Kunjal Kriya - (stomach cleansing)
In this practice you clean the stomach by drinking warm salty water and then regurgitating it.
You drink until the stomach is full – the water has a tendency to come up again by itself. Now most people's reaction is "How revolting!", because the only time we have ever vomited was when our stomach was full of something our body wanted to get rid of fast! – and it was not a pleasant experience. But with kunjal we are only bringing up salty water – and it is not unpleasant. It is a simple and quick process followed by a feeling of well-being and deep relaxation.

This practice has been found helpful to: –
  • Tone and stimulates the abdominal organs
  • Eradicate halitosis
  • Release pent-up emotions
  • Manage asthma and migraine – the technique can be particularly useful in preventing early symptoms developing into a full-blown attack

Shankhaprakshalana (full intestinal cleansing)
In this practice one cleans the whole of the digestive tract.
Intestinal cleansing is done by drinking warm salty water and performing six simple asana (yoga postures), which help to move the water through the intestines. One continues to take the salty water followed by the asanas until the water that you pass is as clear as what you are drinking. It is traditionally practised twice a year in spring and autumn, and brings a wonderful sense of lightness and well being. The cleansing is followed by special food to promote the proper balance of intestinal flora, and then by at least a week of bland vegetarian diet to promote continued cleansing and to rest and heal the gut.

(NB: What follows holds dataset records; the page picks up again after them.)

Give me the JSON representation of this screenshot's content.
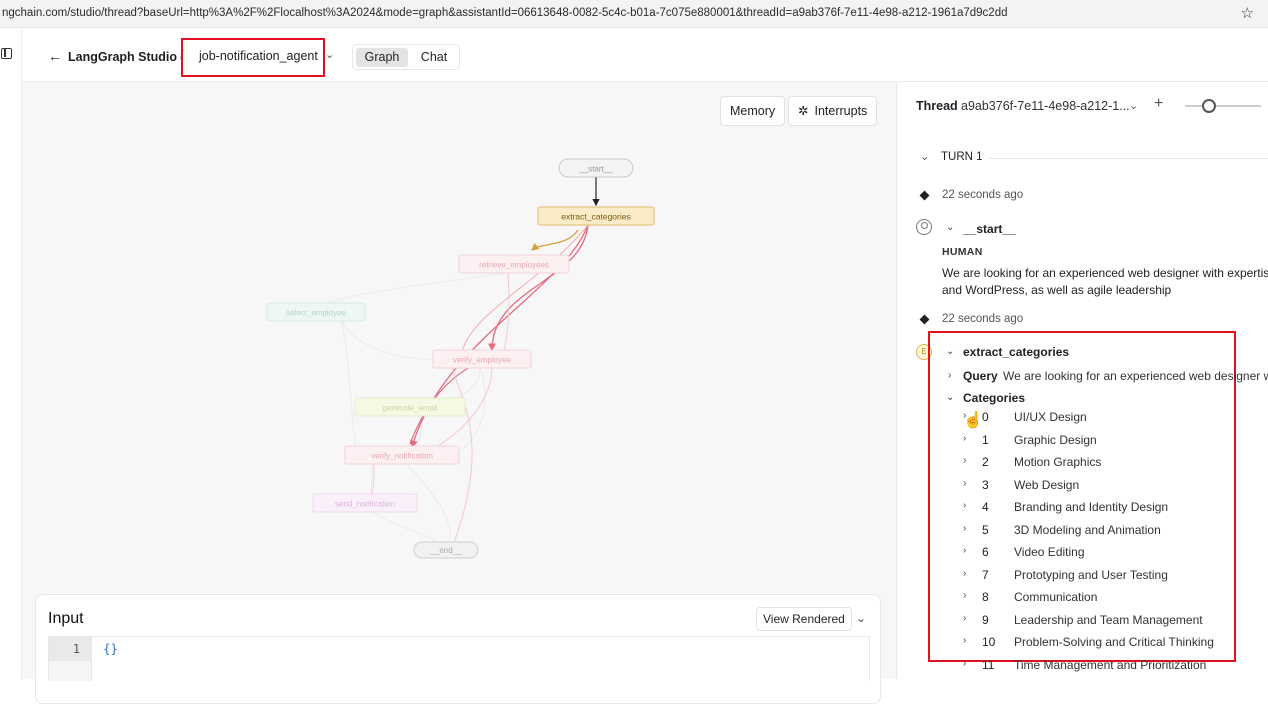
{
  "browser": {
    "url": "ngchain.com/studio/thread?baseUrl=http%3A%2F%2Flocalhost%3A2024&mode=graph&assistantId=06613648-0082-5c4c-b01a-7c075e880001&threadId=a9ab376f-7e11-4e98-a212-1961a7d9c2dd"
  },
  "header": {
    "back_label": "LangGraph Studio",
    "separator": "/",
    "agent_name": "job-notification_agent",
    "tabs": [
      "Graph",
      "Chat"
    ]
  },
  "graph": {
    "memory_label": "Memory",
    "interrupts_label": "Interrupts",
    "nodes": [
      "__start__",
      "extract_categories",
      "retrieve_employees",
      "select_employee",
      "verify_employee",
      "generate_email",
      "verify_notification",
      "send_notification",
      "__end__"
    ]
  },
  "input": {
    "title": "Input",
    "view_label": "View Rendered",
    "line_number": "1",
    "code": "{}"
  },
  "thread": {
    "label": "Thread",
    "id": "a9ab376f-7e11-4e98-a212-1...",
    "turn": "TURN 1",
    "start_time": "22 seconds ago",
    "start_node": "__start__",
    "role": "HUMAN",
    "message_line1": "We are looking for an experienced web designer with expertise",
    "message_line2": "and WordPress, as well as agile leadership",
    "step_time": "22 seconds ago",
    "step_icon": "E",
    "step_node": "extract_categories",
    "query_key": "Query",
    "query_value": "We are looking for an experienced web designer w",
    "categories_key": "Categories",
    "categories": [
      {
        "i": "0",
        "v": "UI/UX Design"
      },
      {
        "i": "1",
        "v": "Graphic Design"
      },
      {
        "i": "2",
        "v": "Motion Graphics"
      },
      {
        "i": "3",
        "v": "Web Design"
      },
      {
        "i": "4",
        "v": "Branding and Identity Design"
      },
      {
        "i": "5",
        "v": "3D Modeling and Animation"
      },
      {
        "i": "6",
        "v": "Video Editing"
      },
      {
        "i": "7",
        "v": "Prototyping and User Testing"
      },
      {
        "i": "8",
        "v": "Communication"
      },
      {
        "i": "9",
        "v": "Leadership and Team Management"
      },
      {
        "i": "10",
        "v": "Problem-Solving and Critical Thinking"
      },
      {
        "i": "11",
        "v": "Time Management and Prioritization"
      }
    ]
  }
}
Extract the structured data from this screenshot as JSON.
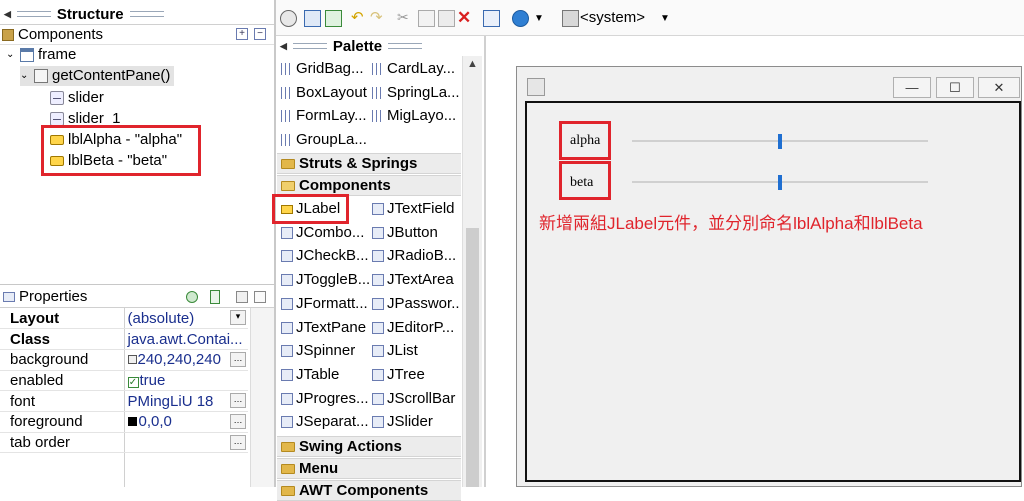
{
  "structure": {
    "title": "Structure",
    "components_label": "Components",
    "tree": [
      {
        "label": "frame"
      },
      {
        "label": "getContentPane()"
      },
      {
        "label": "slider"
      },
      {
        "label": "slider_1"
      },
      {
        "label": "lblAlpha - \"alpha\""
      },
      {
        "label": "lblBeta - \"beta\""
      }
    ]
  },
  "properties": {
    "title": "Properties",
    "rows": [
      {
        "key": "Layout",
        "value": "(absolute)"
      },
      {
        "key": "Class",
        "value": "java.awt.Contai..."
      },
      {
        "key": "background",
        "value": "240,240,240",
        "swatch": "#f0f0f0"
      },
      {
        "key": "enabled",
        "value": "true"
      },
      {
        "key": "font",
        "value": "PMingLiU 18"
      },
      {
        "key": "foreground",
        "value": "0,0,0",
        "swatch": "#000000"
      },
      {
        "key": "tab order",
        "value": ""
      }
    ]
  },
  "toolbar": {
    "system_label": "<system>"
  },
  "palette": {
    "title": "Palette",
    "layouts": [
      [
        "GridBag...",
        "CardLay..."
      ],
      [
        "BoxLayout",
        "SpringLa..."
      ],
      [
        "FormLay...",
        "MigLayo..."
      ],
      [
        "GroupLa..."
      ]
    ],
    "cat_struts": "Struts & Springs",
    "cat_components": "Components",
    "components": [
      [
        "JLabel",
        "JTextField"
      ],
      [
        "JCombo...",
        "JButton"
      ],
      [
        "JCheckB...",
        "JRadioB..."
      ],
      [
        "JToggleB...",
        "JTextArea"
      ],
      [
        "JFormatt...",
        "JPasswor..."
      ],
      [
        "JTextPane",
        "JEditorP..."
      ],
      [
        "JSpinner",
        "JList"
      ],
      [
        "JTable",
        "JTree"
      ],
      [
        "JProgres...",
        "JScrollBar"
      ],
      [
        "JSeparat...",
        "JSlider"
      ]
    ],
    "cat_swing_actions": "Swing Actions",
    "cat_menu": "Menu",
    "cat_awt": "AWT Components"
  },
  "design": {
    "label_alpha": "alpha",
    "label_beta": "beta",
    "slider_alpha_value": 0.5,
    "slider_beta_value": 0.5,
    "annotation": "新增兩組JLabel元件，並分別命名lblAlpha和lblBeta",
    "annotation_color": "#e0242c"
  },
  "colors": {
    "highlight": "#e0242c",
    "value_text": "#1a2f8e",
    "slider_thumb": "#1f6fd1"
  }
}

Laghoo Shankhaprakshalana – (short intestinal cleansing)
This is a shorter version of the practice that can be practised more frequently without dietary restriction and it is used by people recovering from an illness. It should be practised before attempting the full practice.

Both practices are followed by Kunjal – (stomach cleansing) and Jala Neti (nose cleansing).

Shankhaprakshalana helps to: –

  • Relieve indigestion, gas, acidity and constipation
  • Tone the liver and other digestive organs and glands
  • Strengthen the immune system
  • Bring a wonderful feeling of lightness and well-being

Trataka – (concentration gazing)
The practice of Trataka involves gazing at a point or object without blinking the eyes. It is a method of focusing the eyes and in turn the mind on one point to the exclusion of all others. It is the steppingstone between physically oriented practices and mental practices, which lead to higher states of awareness. Traditionally it is part of Hatha Yoga but it may also be considered a part of Raja Yoga. Trataka develops concentration and peace of mind.

Kapalbhati – (purification and vitalisation of the frontal lobes)
Kapalbhati is a technique of pranayama, which massages the abdominal organs, improves respiration and purifies the frontal region of the brain (partly by oxidising the blood). It is also a powerful method of waking up the mind.
After ten rounds of kapalbhati it is impossible to sleep.

Both of the above techniques are practised to clear the mind. They make a wonderful preparation for other meditation practices that can help us with negative thinking and feelings.

Please note that we do not suggest that these practises replace therapies proscribed by your doctor. Should you be suffering from a serious condition you should first seek the advice of your doctor. This article is not a full description of the practices and one should not perform them without prior instruction from a competent yoga teacher.